With its aura of faux humility, dense saturation of "for your consideration" ads and humble-yet-effusive nominee posturing, awards season can be a long (if gala-packed and celebrity-studded) slog for Hollywood watchers.
So it comes as a blast of fresh air when a front-runner allows himself to get into the competitive spirit. Cut to writer-director Quentin Tarantino mulling the Oscar possibilities for his spaghetti western-cum- World War II thriller " Inglourious Basterds." So far, the film has taken in more than $300 million worldwide, landed 10 Critics Choice Movie Awards nominations (as well as a Directors Guild of America nod for Tarantino) and was being handicapped by certain gurus of gold as a shoo-in among the best picture Oscar contenders even before the category doubled to 10 nominees.
"Do I want to win?

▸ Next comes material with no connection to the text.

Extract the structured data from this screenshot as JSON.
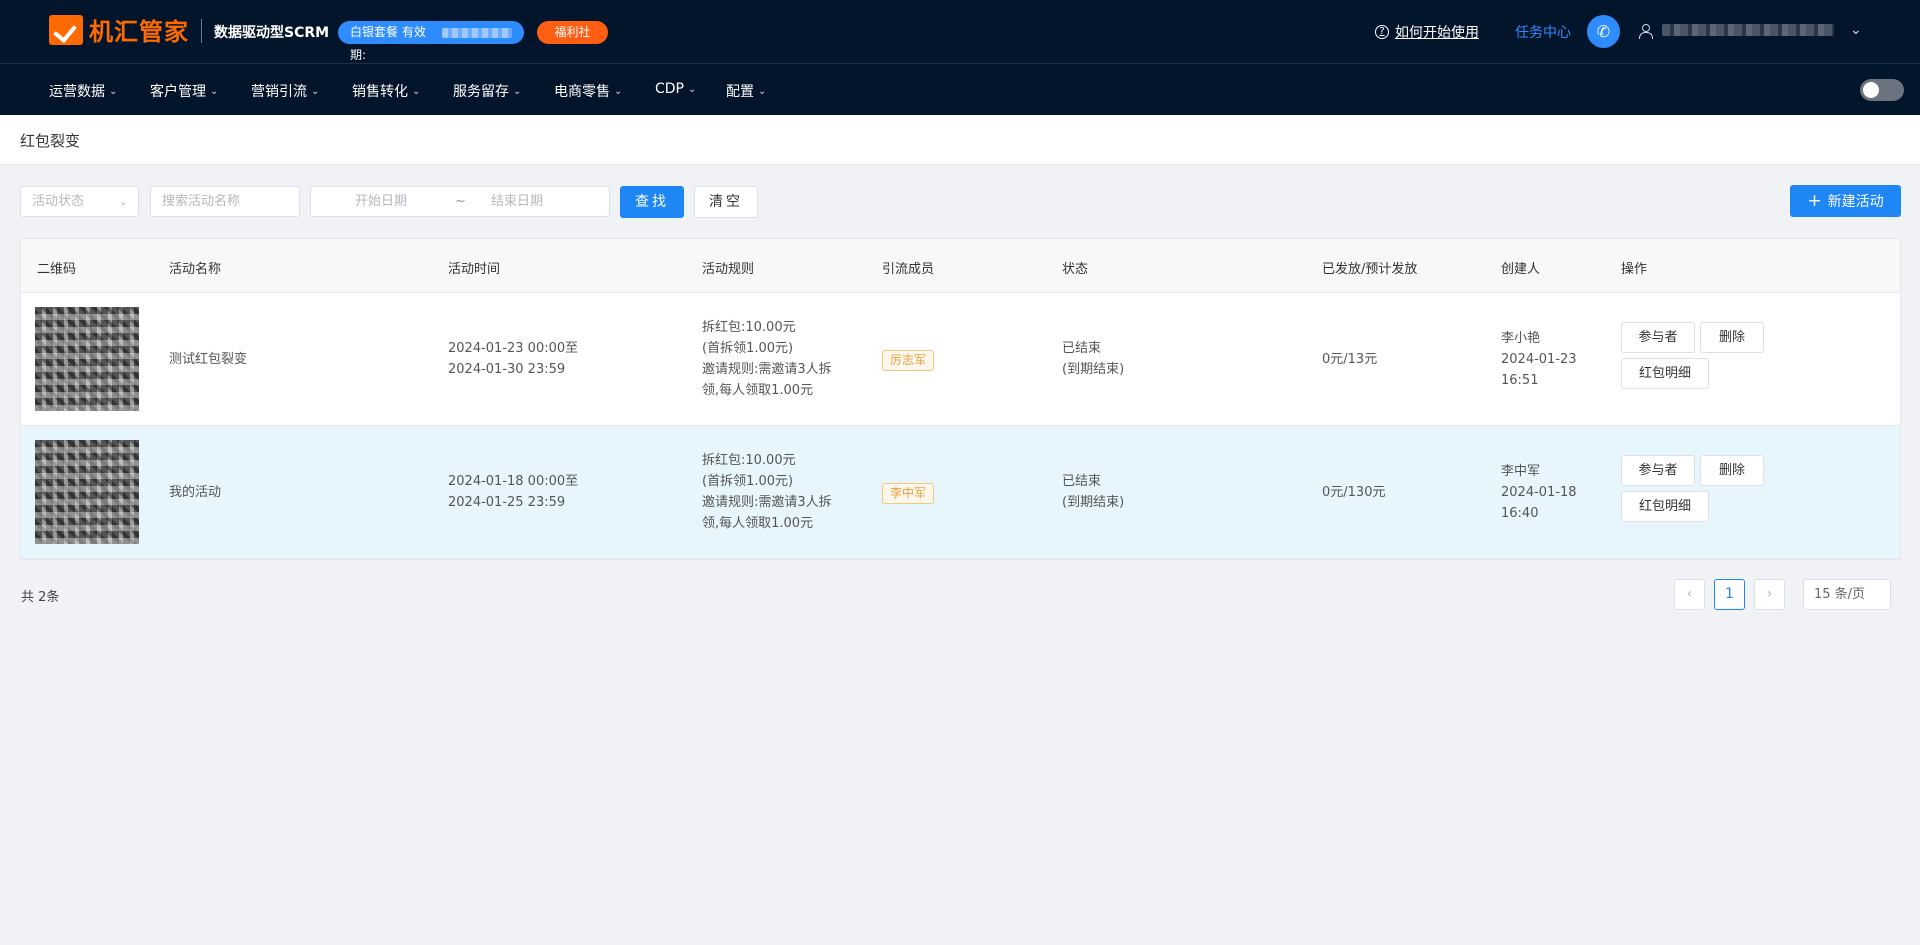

I totally want to win," Tarantino exclaimed over a vodka and cranberry at a Beverly Hills hotel the day before "Basterds" snagged four Golden Globe nominations. "I've already won an Oscar. But if I did win, that would be one for every decade I've been in the business. And that would be awesome! Especially because everyone wrote me off in the first five years of my career as this rock star-y flash in the pan."
A genre-bending mash-up of the "men on a mission" war movie genre splintered into five "chapters," "Basterds" follows a Jewish terror squad that sets out to destabilize the Third Reich by killing and scalping German soldiers in occupied France. Some sections of the film spool out fueled by talk-y, monologue-driven drama, others with gritty shoot 'em up fantasy.
And while Brad Pitt may be the film's focal point as Aldo "the Apache" Raines, the scene-stealing Austrian actor Christoph Waltz, who portrays the polyglot Nazi colonel known as "the Jew hunter," is its heart and soul. Waltz is an odds-on favorite for the supporting actor Oscar (and so far has secured a Golden Globe nod).
But to hear it from Tarantino, casting the smooth-talking sadist Col. Hans Landa proved so difficult that until Waltz arrived, the writer-director considered scuttling the project.
"When I finished the script, I'm aware enough to know, this is one of the best roles I've ever written -- one of the best roles I'll ever write," Tarantino said. "It was so there on the page, if I couldn't get what was on the page onto the screen, I didn't want to make the movie."
Auditions began inauspiciously in Berlin. After seeing a number of German actors fluent in English, no one was nailing the essence of the character: a man who is, by turns, silky and bloodthirsty, debonair and extremely goofy -- in four different languages.
"Other German actors would come in, they'd do the German part fantastic, stumble through the French to one degree or another," Tarantino recalled. "But when it came to English, they couldn't make my dialogue sing."
He continued: "I pulled the producers together and said, 'Look, guys, I don't know if we are going to find Landa. I might have just written a role that's unplayable. And I don't want to make the movie without Landa. I'd rather just publish the script."
Waltz, 53, a journeyman stage and TV actor, became the 12th person to read for the part and iced it.
"Christoph came in, he sure looks like Landa. He carries himself in a certain way and that wasn't him trying -- Christoph is just very erudite," said Tarantino. "And halfway through the opening scene, I was like, 'This is the guy!' "
With his seemingly bottomless well of enthusiasm, eminent quip-worthiness and a born hustler's easy smile, Tarantino admitted that he has taken to the kind of Hollywood politicking that will result in Oscar votes like a duck to water. Having previously won an Oscar for best screenplay for 1994's "Pulp Fiction" (an award he shares with co-writer Roger Avary) and landed a Palme d'Or at the Cannes Film Festival for "Pulp," he's no stranger to the drill.
So, what kind of statuette-grabbing plays is master Oscar campaigner Harvey Weinstein calling from the sideline? "It's just, 'Go to the parties. Everyone loves your movie so just keep reminding them. When they see you, they'll be reminded of how much.' "
And again, the Southern California-reared former video store clerk pondered what academy validation for "Basterds" would symbolize at this point in his career. "The movie flew in the face of conventional wisdom in almost every aspect. It's a movie made out of five chapters, some are like one-act plays -- and with all these different languages in there," Tarantino said. "And there's nothing better for an artist like myself than to prove conventional wisdom wrong.
"So, it actually means a lot to be in contention at the end of my second decade in business," he said in a voice barely below a shout. "My wine is aging very well!"